Their romance quickly fades when Kelvin becomes more interested in pop music than overthrowing the Thatcher government. He sings with a group known as Dog Market and its successor, The Banned. Tessa secretly wants to be in the group but she has no musical talent and is refused membership. She quietly leaves Albert Square when Kelvin tells her it is time for them to "pack it in". Her last appearance is in July 1986. She appeared in eight episodes.

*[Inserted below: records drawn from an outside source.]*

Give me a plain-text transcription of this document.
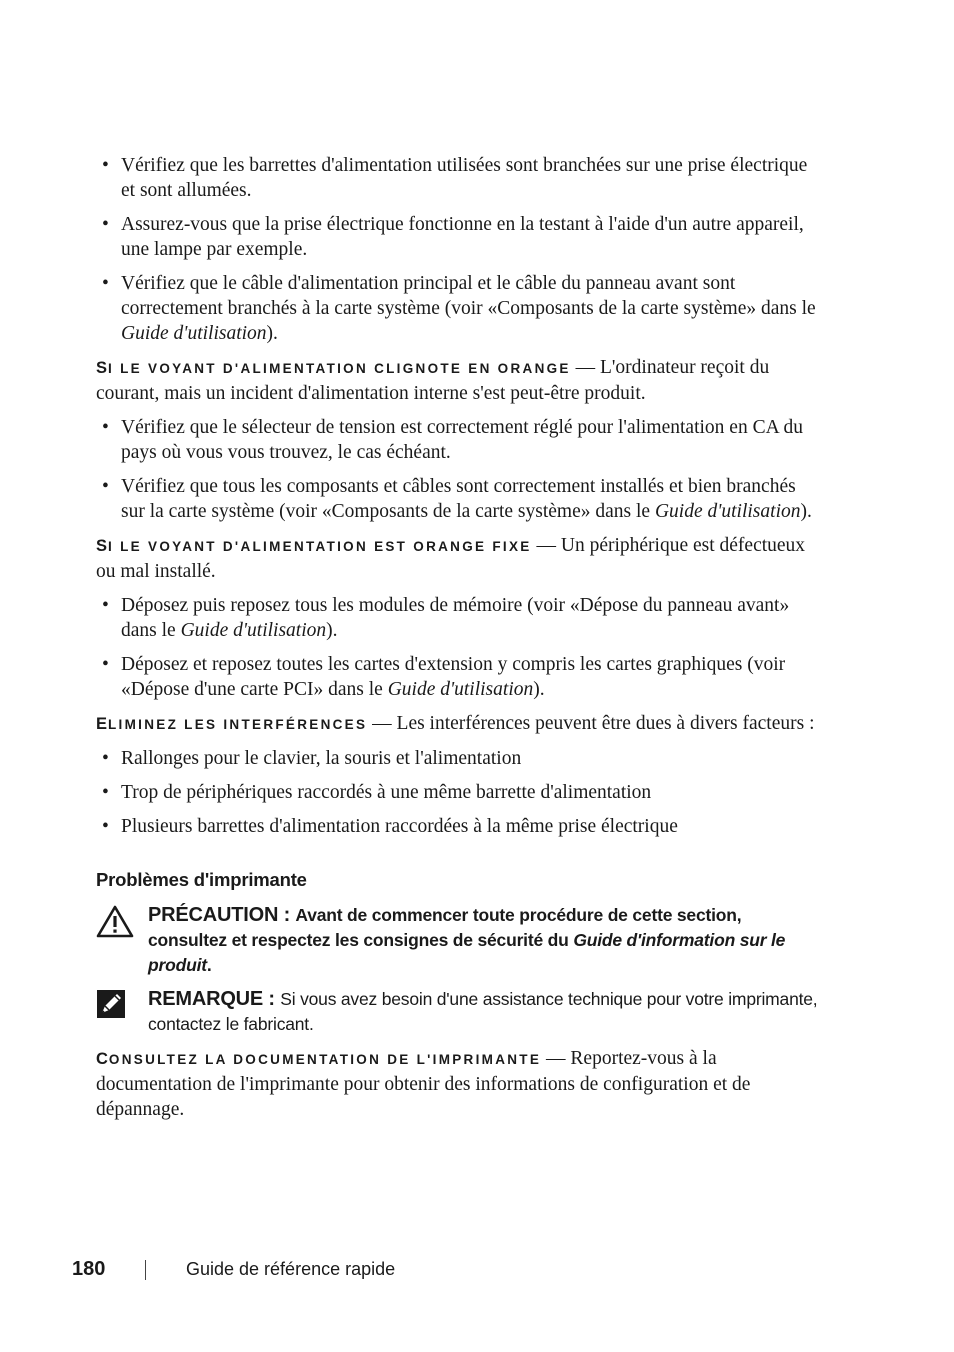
• Vérifiez que les barrettes d'alimentation utilisées sont branchées sur une prise électrique et sont allumées.
• Assurez-vous que la prise électrique fonctionne en la testant à l'aide d'un autre appareil, une lampe par exemple.
• Vérifiez que le câble d'alimentation principal et le câble du panneau avant sont correctement branchés à la carte système (voir «Composants de la carte système» dans le Guide d'utilisation).

SI LE VOYANT D'ALIMENTATION CLIGNOTE EN ORANGE — L'ordinateur reçoit du courant, mais un incident d'alimentation interne s'est peut-être produit.

• Vérifiez que le sélecteur de tension est correctement réglé pour l'alimentation en CA du pays où vous vous trouvez, le cas échéant.
• Vérifiez que tous les composants et câbles sont correctement installés et bien branchés sur la carte système (voir «Composants de la carte système» dans le Guide d'utilisation).

SI LE VOYANT D'ALIMENTATION EST ORANGE FIXE — Un périphérique est défectueux ou mal installé.

• Déposez puis reposez tous les modules de mémoire (voir «Dépose du panneau avant» dans le Guide d'utilisation).
• Déposez et reposez toutes les cartes d'extension y compris les cartes graphiques (voir «Dépose d'une carte PCI» dans le Guide d'utilisation).

ELIMINEZ LES INTERFÉRENCES — Les interférences peuvent être dues à divers facteurs :

• Rallonges pour le clavier, la souris et l'alimentation
• Trop de périphériques raccordés à une même barrette d'alimentation
• Plusieurs barrettes d'alimentation raccordées à la même prise électrique
Problèmes d'imprimante
PRÉCAUTION : Avant de commencer toute procédure de cette section, consultez et respectez les consignes de sécurité du Guide d'information sur le produit.
REMARQUE : Si vous avez besoin d'une assistance technique pour votre imprimante, contactez le fabricant.

CONSULTEZ LA DOCUMENTATION DE L'IMPRIMANTE — Reportez-vous à la documentation de l'imprimante pour obtenir des informations de configuration et de dépannage.

180	Guide de référence rapide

Melville reappeared in the soap in 2005, playing the role of Ellie Wright in one episode.

=== Eddie Hunter ===

Eddie Hunter, played by Simon Henderson, is a flamboyantly dressed friend of Simon Wicks (Nick Berry) and he is first seen in Albert Square in June 1986. Eddie and Simon were part of a band, and before Simon came to Walford, he had borrowed money from loan sharks and was left owing them huge amounts of money that he couldn't pay back. Eddie was happy to leave Simon with the debt and disappeared to work as a redcoat in Clacton, so the band dissolved. However, when the debts are finally repaid, Simon decides to regroup and he contacts Eddie to rejoin the band. The reformed group, known as "The Banned", consist of Simon, Eddie, Kelvin Carpenter (Paul J. Medford), Sharon Watts (Letitia Dean), Ian Beale (Adam Woodyatt) and Harry Reynolds (Gareth Potter). Eddie is the lead guitarist.

The Banned take part in a competition for a music contract, but Harry, who is a political activist, sabotages their performance and they end up being booed off stage. The Banned split up after this and Eddie disappears. Months later, Eddie attends Kelvin's eighteenth birthday party and tells Simon and Ian that Harry is managing a band in Twickenham.